# Wanted: Empfehlungen für Flash-MP3-Player

## spitzwegerich

Ich möchte einen mp3-Player verschenken und mir vielleicht auch selber einen kaufen.

Nachdem die Auswahl unglaublich groß ist, möchte ich euch gerne fragen, was ihr empfehlen bzw. wovon ihr abraten könnt. Ich frage in diesem Forum nach, weil Linux-Benutzer in Sachen Hardware oft etwas anders ticken als die breite Masse.

Mal ein paar Hausnummern:

Wichtig:

* Mit Flash-Speicher (keine Festplatte), nicht weniger als 8 GB.

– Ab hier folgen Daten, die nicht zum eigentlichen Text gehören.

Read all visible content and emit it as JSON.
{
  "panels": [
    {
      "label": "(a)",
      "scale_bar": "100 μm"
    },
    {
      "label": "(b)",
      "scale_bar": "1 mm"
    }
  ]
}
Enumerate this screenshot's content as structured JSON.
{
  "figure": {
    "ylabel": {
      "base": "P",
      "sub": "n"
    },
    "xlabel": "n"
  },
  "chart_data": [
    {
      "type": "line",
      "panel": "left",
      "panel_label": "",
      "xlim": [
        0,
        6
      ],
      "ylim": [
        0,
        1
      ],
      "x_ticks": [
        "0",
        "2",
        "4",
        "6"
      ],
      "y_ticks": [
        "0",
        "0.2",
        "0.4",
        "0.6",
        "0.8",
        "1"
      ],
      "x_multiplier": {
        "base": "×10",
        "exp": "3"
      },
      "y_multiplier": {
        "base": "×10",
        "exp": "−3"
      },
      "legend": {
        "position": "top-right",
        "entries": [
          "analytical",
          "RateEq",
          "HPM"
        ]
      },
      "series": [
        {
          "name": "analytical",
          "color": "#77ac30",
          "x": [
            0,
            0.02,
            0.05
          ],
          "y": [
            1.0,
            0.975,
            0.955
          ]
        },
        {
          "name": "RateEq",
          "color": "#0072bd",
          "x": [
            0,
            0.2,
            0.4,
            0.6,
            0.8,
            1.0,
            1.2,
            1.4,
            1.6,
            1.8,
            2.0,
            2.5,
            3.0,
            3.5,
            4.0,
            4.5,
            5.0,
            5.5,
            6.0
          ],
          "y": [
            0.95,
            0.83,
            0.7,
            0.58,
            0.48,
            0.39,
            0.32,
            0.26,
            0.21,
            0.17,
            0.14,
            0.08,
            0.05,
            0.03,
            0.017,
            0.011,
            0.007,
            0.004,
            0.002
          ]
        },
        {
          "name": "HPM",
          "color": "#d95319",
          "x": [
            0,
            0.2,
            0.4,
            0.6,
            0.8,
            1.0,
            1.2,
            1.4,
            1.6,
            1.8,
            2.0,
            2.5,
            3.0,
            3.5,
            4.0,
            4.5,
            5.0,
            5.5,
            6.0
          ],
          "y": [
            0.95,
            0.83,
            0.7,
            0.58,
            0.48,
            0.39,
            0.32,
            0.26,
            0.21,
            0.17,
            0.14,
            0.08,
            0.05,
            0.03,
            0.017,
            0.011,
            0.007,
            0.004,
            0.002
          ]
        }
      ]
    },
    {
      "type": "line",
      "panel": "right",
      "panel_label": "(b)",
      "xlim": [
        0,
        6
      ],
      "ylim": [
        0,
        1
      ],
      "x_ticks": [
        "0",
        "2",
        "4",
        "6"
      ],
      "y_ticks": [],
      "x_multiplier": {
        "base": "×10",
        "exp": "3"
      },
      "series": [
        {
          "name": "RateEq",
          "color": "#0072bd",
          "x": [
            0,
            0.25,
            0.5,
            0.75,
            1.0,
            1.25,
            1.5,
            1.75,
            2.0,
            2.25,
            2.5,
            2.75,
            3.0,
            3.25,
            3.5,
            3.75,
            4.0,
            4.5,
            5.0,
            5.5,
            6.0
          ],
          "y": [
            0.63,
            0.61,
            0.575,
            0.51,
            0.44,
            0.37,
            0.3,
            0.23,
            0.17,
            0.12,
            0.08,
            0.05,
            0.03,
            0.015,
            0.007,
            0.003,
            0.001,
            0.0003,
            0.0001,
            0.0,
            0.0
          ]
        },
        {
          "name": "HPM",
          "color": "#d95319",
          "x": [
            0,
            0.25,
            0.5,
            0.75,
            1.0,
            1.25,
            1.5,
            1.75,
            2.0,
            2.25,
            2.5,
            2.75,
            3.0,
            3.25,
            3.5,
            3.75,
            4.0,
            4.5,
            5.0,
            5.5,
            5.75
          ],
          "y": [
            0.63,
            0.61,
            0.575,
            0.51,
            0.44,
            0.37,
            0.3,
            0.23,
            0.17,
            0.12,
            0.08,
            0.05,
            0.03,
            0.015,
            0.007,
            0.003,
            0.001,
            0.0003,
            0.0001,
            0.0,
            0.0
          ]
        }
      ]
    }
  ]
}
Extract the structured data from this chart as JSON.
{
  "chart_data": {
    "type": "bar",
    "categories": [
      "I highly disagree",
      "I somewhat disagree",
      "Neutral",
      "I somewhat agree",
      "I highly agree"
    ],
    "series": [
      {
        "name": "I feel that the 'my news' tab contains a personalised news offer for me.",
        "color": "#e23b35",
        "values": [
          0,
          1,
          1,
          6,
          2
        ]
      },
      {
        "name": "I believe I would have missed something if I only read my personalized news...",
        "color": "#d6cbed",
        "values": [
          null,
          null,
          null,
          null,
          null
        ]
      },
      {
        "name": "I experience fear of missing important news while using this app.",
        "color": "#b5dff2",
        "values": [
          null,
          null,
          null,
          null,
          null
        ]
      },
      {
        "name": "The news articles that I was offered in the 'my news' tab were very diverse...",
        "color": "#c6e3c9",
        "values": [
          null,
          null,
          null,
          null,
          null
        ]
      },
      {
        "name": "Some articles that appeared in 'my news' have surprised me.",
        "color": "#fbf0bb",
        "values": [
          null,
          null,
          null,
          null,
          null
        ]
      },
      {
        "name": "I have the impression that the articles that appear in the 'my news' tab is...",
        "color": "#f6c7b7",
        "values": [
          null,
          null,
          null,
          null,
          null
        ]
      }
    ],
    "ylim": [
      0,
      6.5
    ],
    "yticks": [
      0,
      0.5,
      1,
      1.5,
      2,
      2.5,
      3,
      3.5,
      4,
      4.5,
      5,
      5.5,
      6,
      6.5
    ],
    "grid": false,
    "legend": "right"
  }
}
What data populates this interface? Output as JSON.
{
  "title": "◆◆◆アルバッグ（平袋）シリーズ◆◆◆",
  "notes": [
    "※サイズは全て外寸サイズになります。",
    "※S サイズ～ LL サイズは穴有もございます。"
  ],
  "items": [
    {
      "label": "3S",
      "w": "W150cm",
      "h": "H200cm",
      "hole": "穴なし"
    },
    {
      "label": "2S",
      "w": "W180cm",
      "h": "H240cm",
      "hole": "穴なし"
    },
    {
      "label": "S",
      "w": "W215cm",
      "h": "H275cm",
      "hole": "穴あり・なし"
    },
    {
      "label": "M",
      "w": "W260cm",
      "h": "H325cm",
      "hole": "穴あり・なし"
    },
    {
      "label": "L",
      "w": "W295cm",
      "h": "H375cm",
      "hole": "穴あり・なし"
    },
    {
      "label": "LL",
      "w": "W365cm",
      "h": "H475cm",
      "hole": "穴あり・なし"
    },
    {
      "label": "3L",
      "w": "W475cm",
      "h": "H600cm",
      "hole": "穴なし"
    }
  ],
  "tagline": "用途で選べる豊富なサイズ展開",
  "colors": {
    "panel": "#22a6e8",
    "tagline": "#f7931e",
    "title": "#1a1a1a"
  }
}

* Normaler USB-Massenspeicher

* Hohe Audio-Wiedergabequalität

* Preis nicht mehr als 100 Euro (zumindest der, den ich verschenken will)

Nützlich:

* Lange Akku-Laufzeit

* Spielt ogg-Vorbis Dateien

* Vernünftige Tasten anstatt ausschließliche Bedienung über Touchpad.

Ansonstiger Schnickschnack wie Spiele oder Filme abspielen ist nicht notwendig.

Danke schonmal!

----------

## firefly

Ich kann den Sandisk Sansa Clip+ empfehlen.

Den gibt es in max 8GB Flash hat aber einen microsd karten slot wo man nochmal bis zu 16GB karten einstecken kann.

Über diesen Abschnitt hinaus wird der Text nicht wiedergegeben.